Hi. Gee whiz, do I like continuous integration (CI). Though, hmm, that wiki entry has a very different definition from what I mean. I mean CI as in automated testing of your code upon merging into a GitHub or GitLab repo.

Anyway, one of the coolest things I learned from working a little bit on open source was how to run a super-tight ship. Given that these big projects like pandas need to operate with a la carte contributions, a lot of the management of those contributions is automated: automatic testing, yes, but even fancier stuff, like automatic documentation, automatic coverage and super-opinionated formatting.

I just integrated a few of these tools into my own work, and I wanted to talk about them.

Automatic test coverage with coverage

Ned Batchelder has a great PyCon talk on testing in general: Getting started with testing (PyCon 2014). My main takeaway from this talk was respect the dignity of tests 🙇. They do not have to suck. They can be as beautiful and programmy as the rest of your code.

But anyway, Ned also has a great package, coverage, which can integrate with tools like pytest (beloved pytest) to tell you which functions - nay, even lines - of your code are missed by tests.

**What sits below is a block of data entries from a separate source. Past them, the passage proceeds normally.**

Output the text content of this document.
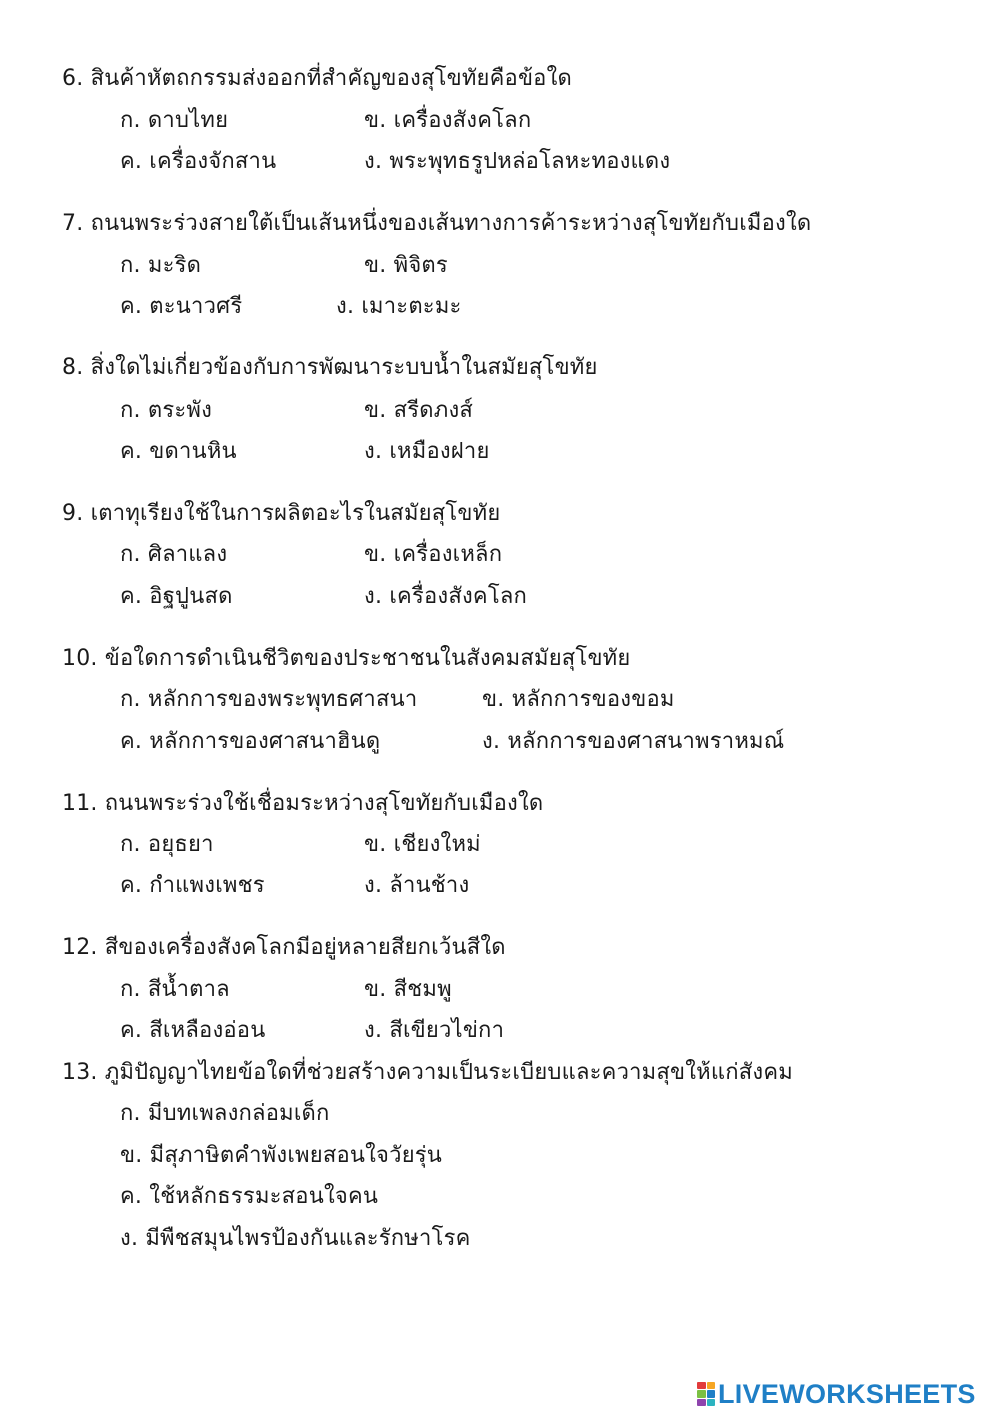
6. สินค้าหัตถกรรมส่งออกที่สำคัญของสุโขทัยคือข้อใด
ก. ดาบไทย	ข. เครื่องสังคโลก
ค. เครื่องจักสาน	ง. พระพุทธรูปหล่อโลหะทองแดง
7. ถนนพระร่วงสายใต้เป็นเส้นหนึ่งของเส้นทางการค้าระหว่างสุโขทัยกับเมืองใด
ก. มะริด	ข. พิจิตร
ค. ตะนาวศรี	ง. เมาะตะมะ
8. สิ่งใดไม่เกี่ยวข้องกับการพัฒนาระบบน้ำในสมัยสุโขทัย
ก. ตระพัง	ข. สรีดภงส์
ค. ขดานหิน	ง. เหมืองฝาย
9. เตาทุเรียงใช้ในการผลิตอะไรในสมัยสุโขทัย
ก. ศิลาแลง	ข. เครื่องเหล็ก
ค. อิฐปูนสด	ง. เครื่องสังคโลก
10. ข้อใดการดำเนินชีวิตของประชาชนในสังคมสมัยสุโขทัย
ก. หลักการของพระพุทธศาสนา	ข. หลักการของขอม
ค. หลักการของศาสนาฮินดู	ง. หลักการของศาสนาพราหมณ์
11. ถนนพระร่วงใช้เชื่อมระหว่างสุโขทัยกับเมืองใด
ก. อยุธยา	ข. เชียงใหม่
ค. กำแพงเพชร	ง. ล้านช้าง
12. สีของเครื่องสังคโลกมีอยู่หลายสียกเว้นสีใด
ก. สีน้ำตาล	ข. สีชมพู
ค. สีเหลืองอ่อน	ง. สีเขียวไข่กา
13. ภูมิปัญญาไทยข้อใดที่ช่วยสร้างความเป็นระเบียบและความสุขให้แก่สังคม
ก. มีบทเพลงกล่อมเด็ก
ข. มีสุภาษิตคำพังเพยสอนใจวัยรุ่น
ค. ใช้หลักธรรมะสอนใจคน
ง. มีพืชสมุนไพรป้องกันและรักษาโรค
LIVEWORKSHEETS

I used coverage recently to auto-fail any merge requests on a repo by putting this in my CI config file:

coverage run -m --source=my_cool_code/ pytest
coverage report --fail-under 95

This basically says: your code must have at least 95% test coverage to pass CI. I like this because I often add new features and then de-prioritize the tests for them - thinking, well, I'll get to those eventually. No longer!

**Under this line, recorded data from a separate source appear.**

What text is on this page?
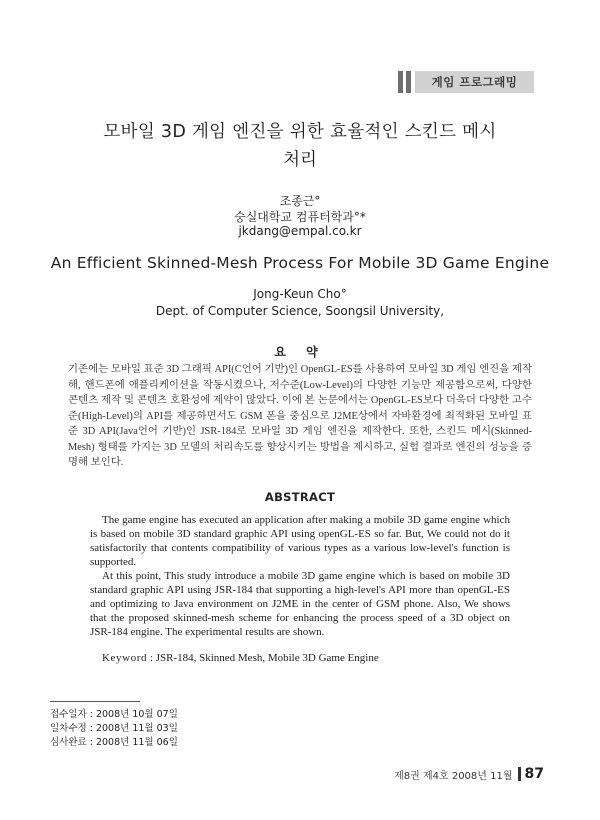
게임 프로그래밍
모바일 3D 게임 엔진을 위한 효율적인 스킨드 메시
처리
조종근°
숭실대학교 컴퓨터학과°*
jkdang@empal.co.kr
An Efficient Skinned-Mesh Process For Mobile 3D Game Engine
Jong-Keun Cho°
Dept. of Computer Science, Soongsil University,
요 약
기존에는 모바일 표준 3D 그래픽 API(C언어 기반)인 OpenGL-ES를 사용하여 모바일 3D 게임 엔진을 제작해, 핸드폰에 애플리케이션을 작동시켰으나, 저수준(Low-Level)의 다양한 기능만 제공함으로써, 다양한 콘텐츠 제작 및 콘텐츠 호환성에 제약이 많았다. 이에 본 논문에서는 OpenGL-ES보다 더욱더 다양한 고수준(High-Level)의 API를 제공하면서도 GSM 폰을 중심으로 J2ME상에서 자바환경에 최적화된 모바일 표준 3D API(Java언어 기반)인 JSR-184로 모바일 3D 게임 엔진을 제작한다. 또한, 스킨드 메시(Skinned-Mesh) 형태를 가지는 3D 모델의 처리속도를 향상시키는 방법을 제시하고, 실험 결과로 엔진의 성능을 증명해 보인다.
ABSTRACT
The game engine has executed an application after making a mobile 3D game engine which is based on mobile 3D standard graphic API using openGL-ES so far. But, We could not do it satisfactorily that contents compatibility of various types as a various low-level's function is supported.
At this point, This study introduce a mobile 3D game engine which is based on mobile 3D standard graphic API using JSR-184 that supporting a high-level's API more than openGL-ES and optimizing to Java environment on J2ME in the center of GSM phone. Also, We shows that the proposed skinned-mesh scheme for enhancing the process speed of a 3D object on JSR-184 engine. The experimental results are shown.
Keyword : JSR-184, Skinned Mesh, Mobile 3D Game Engine
접수일자 : 2008년 10월 07일
일차수정 : 2008년 11월 03일
심사완료 : 2008년 11월 06일
제8권 제4호 2008년 11월 87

Automatic docstring coverage with interrogate

Lynn Root has a super cool beta project called interrogate that basically does the same thing as coverage, but for docstrings. Once again, you can easily integrate it into your CI with the following:

interrogate --quiet --fail-under 95 my_cool_code/

As above, I'm setting CI up to fail whenever docstring coverage falls under 95%. Yes, I'm strict! No more cryptic functions.

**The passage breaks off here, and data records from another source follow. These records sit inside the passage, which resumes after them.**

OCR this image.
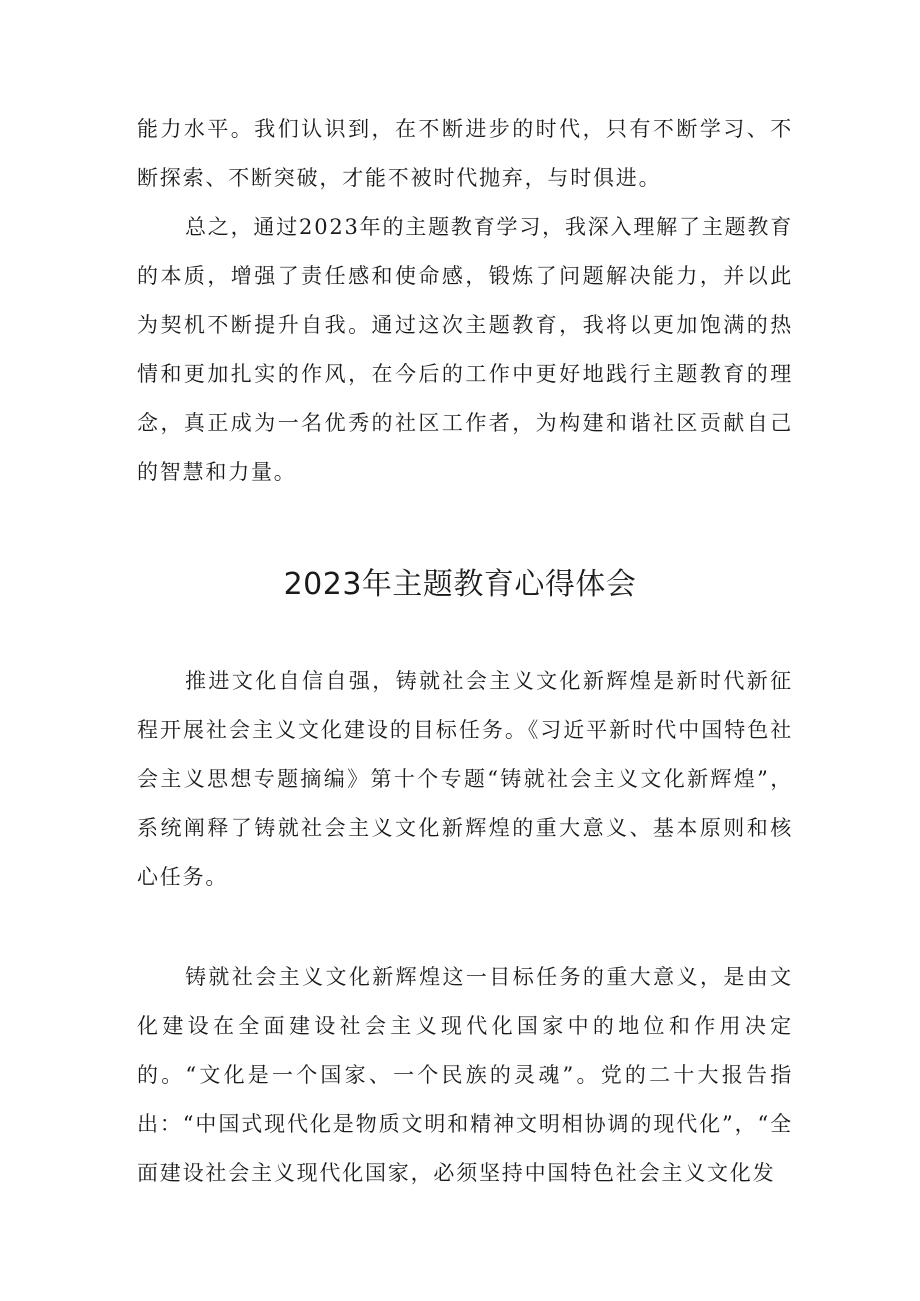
能力水平。我们认识到，在不断进步的时代，只有不断学习、不断探索、不断突破，才能不被时代抛弃，与时俱进。

总之，通过2023年的主题教育学习，我深入理解了主题教育的本质，增强了责任感和使命感，锻炼了问题解决能力，并以此为契机不断提升自我。通过这次主题教育，我将以更加饱满的热情和更加扎实的作风，在今后的工作中更好地践行主题教育的理念，真正成为一名优秀的社区工作者，为构建和谐社区贡献自己的智慧和力量。

2023年主题教育心得体会

推进文化自信自强，铸就社会主义文化新辉煌是新时代新征程开展社会主义文化建设的目标任务。《习近平新时代中国特色社会主义思想专题摘编》第十个专题“铸就社会主义文化新辉煌”，系统阐释了铸就社会主义文化新辉煌的重大意义、基本原则和核心任务。

铸就社会主义文化新辉煌这一目标任务的重大意义，是由文化建设在全面建设社会主义现代化国家中的地位和作用决定的。“文化是一个国家、一个民族的灵魂”。党的二十大报告指出：“中国式现代化是物质文明和精神文明相协调的现代化”，“全面建设社会主义现代化国家，必须坚持中国特色社会主义文化发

Automatic code formatting with black

black is a quite opinionated formatter that will, if run on your code, automatically re-format it according to both the PEP8 standard, as well as the opinions of its maintainers. It's like me when someone asks me to read their email for the content, not copyediting. I CANNOT NOT COPYEDIT, OKAY. That is how black is.

Anyway, given how it's tightly coupled with - and seemingly blessed by - the Python Software Foundation, I feel comfortable setting it as a CI requirement as well: all MRs must have "blackened" Python code to be accepted. One format = better readability. Hooray.

This is the line in my CI config:

black --check my_cool_code/

It'll bounce back if any files fail not to be modified by black.


🎉 Summary 🎉

All this to say: now MRs into my project will be more onerous, because my CI has become quite strict indeed. But the marginal added work when merging will, I hope, reap great rewards in the long run - clean, robust code that fails less often, and is easier to read and understand! 😭